Kasus yang diketahui dari hasil pemeriksaan internal ini, diduga fiktif dimana terdapat laporan pencairan fasilitas pinjaman oleh petani melalui Crowde namun tanpa diketahui dan/atau tidak diakui oleh nasabah yang bersangkutan.
Crowde lantas membantah.
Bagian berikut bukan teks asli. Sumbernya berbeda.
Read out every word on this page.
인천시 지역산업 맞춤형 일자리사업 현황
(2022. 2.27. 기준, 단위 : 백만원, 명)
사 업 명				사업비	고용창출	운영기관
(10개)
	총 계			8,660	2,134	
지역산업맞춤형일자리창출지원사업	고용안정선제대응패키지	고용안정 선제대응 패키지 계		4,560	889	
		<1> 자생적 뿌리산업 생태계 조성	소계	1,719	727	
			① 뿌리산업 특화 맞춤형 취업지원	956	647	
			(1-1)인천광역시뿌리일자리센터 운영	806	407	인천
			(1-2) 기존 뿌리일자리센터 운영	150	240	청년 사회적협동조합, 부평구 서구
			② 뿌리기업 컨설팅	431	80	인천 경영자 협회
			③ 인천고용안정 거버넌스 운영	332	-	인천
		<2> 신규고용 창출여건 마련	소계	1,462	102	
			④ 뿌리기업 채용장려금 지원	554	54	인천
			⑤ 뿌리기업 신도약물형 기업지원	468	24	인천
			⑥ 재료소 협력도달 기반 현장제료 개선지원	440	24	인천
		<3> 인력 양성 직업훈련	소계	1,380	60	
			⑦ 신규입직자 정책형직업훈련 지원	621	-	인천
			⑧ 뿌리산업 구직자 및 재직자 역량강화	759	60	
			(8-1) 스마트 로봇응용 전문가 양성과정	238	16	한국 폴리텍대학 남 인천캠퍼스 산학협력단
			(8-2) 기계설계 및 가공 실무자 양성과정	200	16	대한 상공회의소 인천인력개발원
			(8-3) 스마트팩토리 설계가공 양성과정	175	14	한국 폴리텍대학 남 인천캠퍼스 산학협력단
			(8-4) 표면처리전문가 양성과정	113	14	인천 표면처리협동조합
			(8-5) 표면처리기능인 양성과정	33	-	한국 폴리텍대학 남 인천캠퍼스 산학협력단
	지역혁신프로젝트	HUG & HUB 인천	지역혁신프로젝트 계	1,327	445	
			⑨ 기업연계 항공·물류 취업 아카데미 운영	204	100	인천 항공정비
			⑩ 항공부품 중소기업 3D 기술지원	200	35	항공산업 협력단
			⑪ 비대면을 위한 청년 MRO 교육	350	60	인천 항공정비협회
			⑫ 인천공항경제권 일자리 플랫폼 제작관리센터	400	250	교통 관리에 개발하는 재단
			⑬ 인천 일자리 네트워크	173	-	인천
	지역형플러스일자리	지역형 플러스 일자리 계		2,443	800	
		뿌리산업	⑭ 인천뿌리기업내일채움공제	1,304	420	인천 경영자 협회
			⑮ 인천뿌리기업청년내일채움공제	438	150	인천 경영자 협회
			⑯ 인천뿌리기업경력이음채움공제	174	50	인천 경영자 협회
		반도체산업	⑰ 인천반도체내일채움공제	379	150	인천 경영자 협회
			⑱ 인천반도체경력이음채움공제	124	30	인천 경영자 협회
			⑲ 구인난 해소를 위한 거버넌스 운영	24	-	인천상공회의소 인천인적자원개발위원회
Melalui kuasa hukum Mahatma Mahardika mengklarifikasi pinjaman kepada petani telah disalurkan kepada petani selau borrower “yang terpilih memenuhi syarat.”
Mahardika menyatakan bahwa Crowde menolak tuduhan terkait adanya ketidaksesuaian atau pemalsuan data petani penerima pembiayaan, dan bahwa pengumpulan data dilakukan oleh mitra pihak ketiga, bukan oleh Crowde sendiri.
Pada awal Maret 2025 sejatinya OJK sudah turun tangan dimana Agusman, Komisioner Bidang PVML menyebut Crowde dan JTrust terus melakukan upaya-upaya untuk penyelesaian.
Dua bulan berselang, Agusman kembali menyatakan, pihak-pihak terkait perusahaan pinjol yang terseret kasus dana investasi wajib melakukan segal upaya untuk memastikan terpenuhinya hak para lender atau investor.
"OJK terus melakukan pemantauan penyelesaian permasalahan, termasuk berkoordinasi dengan aparat penegak hukum dalam rangka proses hukum sesuai dengan ketentuan yang berlaku," tutur Agusman
Ia kemudian mendorong JTrust melakukan pemantauan ketat serta memperkuat manajemen risiko kredit, khususnya dalam penyaluran pembiayaan kepada perusahaan fintech P2P lending.